Est-ce la fin de cette pièce, rebattant totalement les cartes, entre cauchemar et destins tragiques, qui vous a saisi ?
Bien sûr, les dernières scènes sont incroyables, mais avant cela, le début m’avait déjà happé. C’est rare d’être conquis de la sorte et pas par l’histoire à la situation très triviale : une belle-mère venant demander de l’argent à son fils, se retrouvant devant France, sa femme, qui l’empêche d’entrer. Le tout compliqué par l’arrivée de l’ancienne épouse, Nancy, devant une maison où se terre l’homme. Ce sont les sensations,dès les premières pages, l’ambiance de chaleur, de maïs,d’euphorie pré-14 juillet… Ce concret qui entre en résonance
avec du symbolique. Le cheminement vers la dernière scène nous oblige à nous raconter une histoire. L’autrice instille un venin qui nous fait gamberger et renvoie à notre imaginaire. L’organique se double de dimensions symboliques et psychanalytiques riches et singulières, qui forment une coexistence de réalités superposées. Comme une perception ouverte du monde et de ce qui nous dépasse, les Hommes étant « mis aux portes du ciel », comme disait Genet.

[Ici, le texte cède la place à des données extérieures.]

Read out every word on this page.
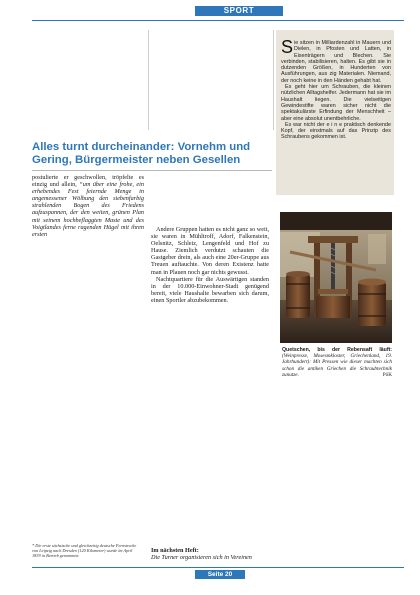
SPORT

S ie sitzen in Milliardenzahl in Mauern und Dielen, in Pfosten und Latten, in Eisenträgern und Blechen. Sie verbinden, stabilisieren, halten. Es gibt sie in dutzenden Größen, in Hunderten von Ausführungen, aus zig Materialen. Niemand, der noch keine in den Händen gehabt hat.

Es geht hier um Schrauben, die kleinen nützlichen Alltagshelfer. Jedermann hat sie im Haushalt liegen. Die vielseitigen Gewindestifte waren sicher nicht die spektakulärste Erfindung der Menschheit – aber eine absolut unentbehrliche.

Es war nicht der e i n e praktisch denkende Kopf, der einstmals auf das Prinzip des Schraubens gekommen ist.

Alles turnt durcheinander: Vornehm und Gering, Bürgermeister neben Gesellen

postulierte er geschwollen, tröpfelte es einzig und allein, “um über eine frohe, ein erhebendes Fest feiernde Menge in angemessener Wölbung den siebenfarbig strahlenden Bogen des Friedens aufzuspannen, der den weiten, grünen Plan mit seinem hochbeflaggten Maste und des Voigtlandes ferne ragenden Hügel mit ihren ersten

Andere Gruppen hatten es nicht ganz so weit, sie waren in Mühltroff, Adorf, Falkenstein, Oelsnitz, Schleiz, Lengenfeld und Hof zu Hause. Ziemlich verdutzt schauten die Gastgeber drein, als auch eine 20er-Gruppe aus Treuen auftauchte. Von deren Existenz hatte man in Plauen noch gar nichts gewusst.

Nachtquartiere für die Auswärtigen standen in der 10.000-Einwohner-Stadt genügend bereit, viele Haushalte bewarben sich darum, einen Sportler abzubekommen.

Quetschen, bis der Rebensaft läuft: (Weinpresse, Mosesmkloster, Griechenland, 19. Jahrhundert): Mit Pressen wie dieser machten sich schon die antiken Griechen die Schraubtechnik zunutze.	PöK

* Die erste sächsische und gleichzeitig deutsche Fernstrecke von Leipzig nach Dresden (120 Kilometer) wurde im April 1839 in Betrieb genommen.

Im nächsten Heft:
Die Turner organisieren sich in Vereinen

Seite 20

À quels indices visuels nous raccrochez-vous ? Avez-vous choisi un lieu en métropole, une île française, un coin de Louisiane ?
La question de l’image est première, la scénographie s’anticipant beaucoup. Les sensations sont omniprésentes : images de champs de maïs, canicule, touffeur, soif, excitation d’avant le feu d’artifice. Il convenait de ne pas écraser les imaginaires, ni de tomber dans l’abstrait coupant le public du sensible. Nous avons travaillé avec les outils primaires du théâtre : le son et la lumière. Des PARs* éclairent latéralement les comédiennes depuis le plateau. Ils les chauffent même, et claquent lorsqu’ils montent en intensité, amenant une sensorialité très
juste. Cela découpe et tranche dans les visages. Quant au mur de la maison, il est composé d’enceintes gigantesques. Tout ce qui est derrière, voix de l’homme et bruits, vibre en infra basses et demeure invisible. Il faut faire confiance à la langue de Marie NDiaye qui active déjà fortement les imaginaires.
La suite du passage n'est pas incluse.